Aujourd’hui, la loi s’étendrait donc à tous les contextes de la vie civile. Enfin presque tous, puisque la loi ne s’appliquerait pas dans le cas de couvres-chefs portés pour des raisons de religion, de temps, ou de fêtes comme Halloween. Si la loi ne semble pas devoir biaiser les membres de différentes communautés religieuses, on peut se demander si elle n’entraîne en revanche pas un biais envers les communautés ethniques. Le sweat à capuche ou ‘hoodie’ est en effet clairement associé à la ‘culture urbaine’, laquelle est très souvent un euphémisme pour désigner la culture noire.

Une peinture de la série KKK (Kin Killin Kin / frères tuant leurs frères) de James Pate où il comparaît les capuches de jeunes criminels noirs à celle du Ku Klux Klan étaient-elles prémonitoires pour l’Oklahoma?
Cette loi serait-elle alors une attaque déguisée contre la communauté noire? Certains habitants de l’Oklahoma interrogés par la chaîne de télévision KFOR pensent qu’elle pourrait causer des tensions dans celle-ci et pousser la police à s’attaquer à des Noirs portant des sweats à capuche. Mais au vu de l’affaire Trayvon Martin apparemment tué par George Zimmerman en raison de son port de sweat à capuche, ne pourrait-on pas penser que le respect de cette loi pourrait contribuer à chasser les stéréotypes associés aux Noirs et leur supposée participation aux crimes?
A notre avis, ce n’est pas le cas. Interdire le port d’une capuche n’enlèvera pas la pauvreté, l’isolement social, le désoeuvrement, le manque d’éducation et toutes les conditions qui créent la délinquance. Le stéréotype et la crainte associés à la violence des Noirs se déplacera alors de manière plus dangereuse sur des caractéristiques encore plus générales comme la couleur de peau.
Comparez avec:
Une mesure peu crédible à l’échelle nationale
C’est pour une situation quelque peu similaire qu’avait opté la direction de la NBA en 2005, bannissant le port de toute tenue ‘urbaine’ pour les joueurs de la NBA en apparition officielle avec leur équipe. Si cette mesure avait été respectée et avait contribué au frein d’attitudes ‘gangsta’ chez les joueurs du championnat, on est certes dans une situation similaire, mais clairement pas identique.

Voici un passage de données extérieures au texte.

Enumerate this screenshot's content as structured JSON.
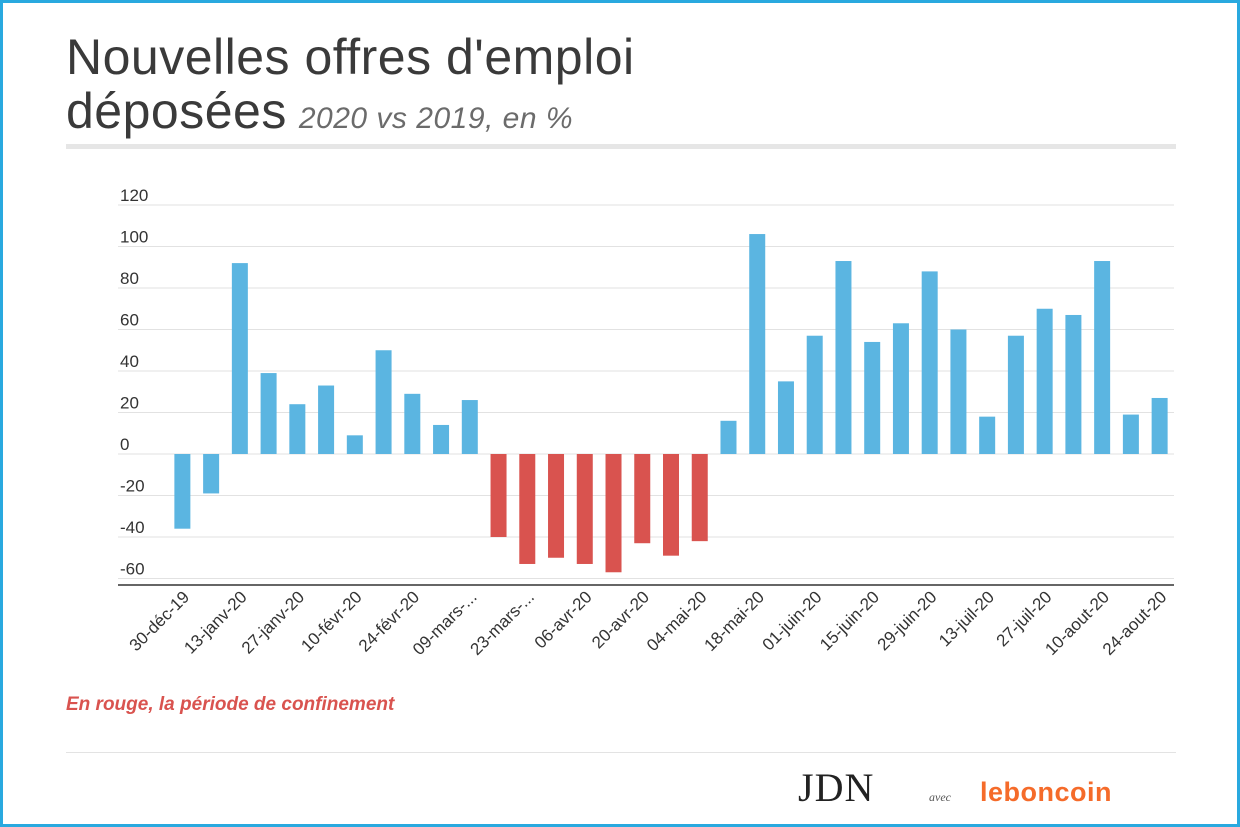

Le jeune désoeuvré base souvent son attitude rebelle par opposition et par défi à la loi, n’en craignant généralement pas les conséquences. Le joueur NBA, lui, ne risquerait pas son salaire et ses contrats publicitaires pour une affaire de garde-robe. En outre, le salaire du basketteur pro lui permettra sans doute de remplacer tous les sweats à capuche de sa garde robe par des cols roulés et des parapluies, ce qui ne sera probablement pas le cas des plus de 610000 habitants de l’Oklahoma qui en 2010 vivaient en dessous du seuil de pauvreté.
On conclura que la généralisation de cette loi dans les autres états du pays nous paraît d’autant moins crédible qu’elle entraînerait nécessairement de grosses pertes financières pour des marques de streetwear dont le ‘hoodie’ est devenu une pièce incontournable des collections. Même si la loi proposée en Oklahoma n’interdit pas les vêtements à capuches en eux-mêmes mais le port de capuches sur la tête, on peut penser qu’elle générera effectivement des pertes que ces lobbies que constituent les marques de streetwear et autres équipementiers sportifs pourraient difficilement laisser passer.